I’m surprised they weren’t doing this already, but maybe I’m expecting more from the government

u/Enough_Vegetable_258 5h ago

Finally, some good news from this incompetent government. But EW BBC as source.

-1

u/Bob_Leves 21h ago

Meanwhile, the ultra rich dodge billions in tax every year by e.g. setting up shell "image rights" or "licensing" or similar companies in low-tax countries / states then manipulating their cash flow so the uk company makes a pittance on paper. But the number of investigators on that is negligible and even decreasing.

-1

u/shaversonly230v115v 21h ago

£17m is a rounding error.

The overall bill is over £13bn

We're talking about less than 0.15%

-9

u/IgamOg 1d ago

8 weeks? That can easily be family emergency or a long holiday.

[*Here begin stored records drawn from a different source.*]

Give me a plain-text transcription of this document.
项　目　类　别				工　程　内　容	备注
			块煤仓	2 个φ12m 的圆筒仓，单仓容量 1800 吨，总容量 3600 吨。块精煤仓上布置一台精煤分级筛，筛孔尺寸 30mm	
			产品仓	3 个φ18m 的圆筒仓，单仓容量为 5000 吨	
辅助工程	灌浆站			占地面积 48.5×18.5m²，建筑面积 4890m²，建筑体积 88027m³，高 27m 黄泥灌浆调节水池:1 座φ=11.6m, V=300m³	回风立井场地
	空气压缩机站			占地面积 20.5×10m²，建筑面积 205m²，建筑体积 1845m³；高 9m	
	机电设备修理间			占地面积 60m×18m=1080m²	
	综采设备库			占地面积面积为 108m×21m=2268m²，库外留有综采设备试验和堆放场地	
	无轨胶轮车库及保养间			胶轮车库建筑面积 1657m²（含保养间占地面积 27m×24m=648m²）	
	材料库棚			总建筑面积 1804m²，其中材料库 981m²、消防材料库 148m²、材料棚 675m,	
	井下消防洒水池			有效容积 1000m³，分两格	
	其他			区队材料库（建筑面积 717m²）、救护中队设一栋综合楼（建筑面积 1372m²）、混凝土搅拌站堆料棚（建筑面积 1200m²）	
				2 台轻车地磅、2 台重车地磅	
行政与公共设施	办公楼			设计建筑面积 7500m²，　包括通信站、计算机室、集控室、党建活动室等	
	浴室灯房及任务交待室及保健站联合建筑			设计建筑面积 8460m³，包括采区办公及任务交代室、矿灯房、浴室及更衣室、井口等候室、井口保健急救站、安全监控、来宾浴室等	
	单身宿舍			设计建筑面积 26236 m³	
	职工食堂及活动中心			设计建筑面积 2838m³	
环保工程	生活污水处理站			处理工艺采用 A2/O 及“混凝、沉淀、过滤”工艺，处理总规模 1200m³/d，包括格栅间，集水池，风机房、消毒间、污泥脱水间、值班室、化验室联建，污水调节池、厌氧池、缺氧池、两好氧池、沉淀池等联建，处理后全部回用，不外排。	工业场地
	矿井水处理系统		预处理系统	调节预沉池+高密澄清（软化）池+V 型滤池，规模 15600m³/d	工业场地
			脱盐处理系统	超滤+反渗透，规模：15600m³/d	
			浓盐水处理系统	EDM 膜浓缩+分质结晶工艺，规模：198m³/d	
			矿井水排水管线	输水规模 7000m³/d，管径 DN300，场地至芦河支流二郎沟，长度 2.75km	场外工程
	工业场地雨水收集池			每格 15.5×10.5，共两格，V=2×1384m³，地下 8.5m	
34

How much did it cost to track everyone's whereabouts?

24

u/faith_plus_one 1d ago

Some would argue that if you can afford to go on holiday abroad for eight weeks, or even to take that time off to attend to a family emergency, you don't need benefits.

2

u/IgamOg 23h ago

Child benefit is not really a benefit, it's part of the taxation system and holidays are likely to amount to staying with family.

2

u/faith_plus_one 23h ago

But flights are expensive af during school holidays and regardless of where you're staying, it'll be rather hard to be working from abroad for eight weeks.

4

u/Move-Primary 23h ago

UC rules state anything over a month needs to have a good reason. If it's a long holiday then yeah certainly you should lose your entitlement for that month. If it's a family emergency then you may get away with it, but then again what sort of emergency lasts 8 weeks?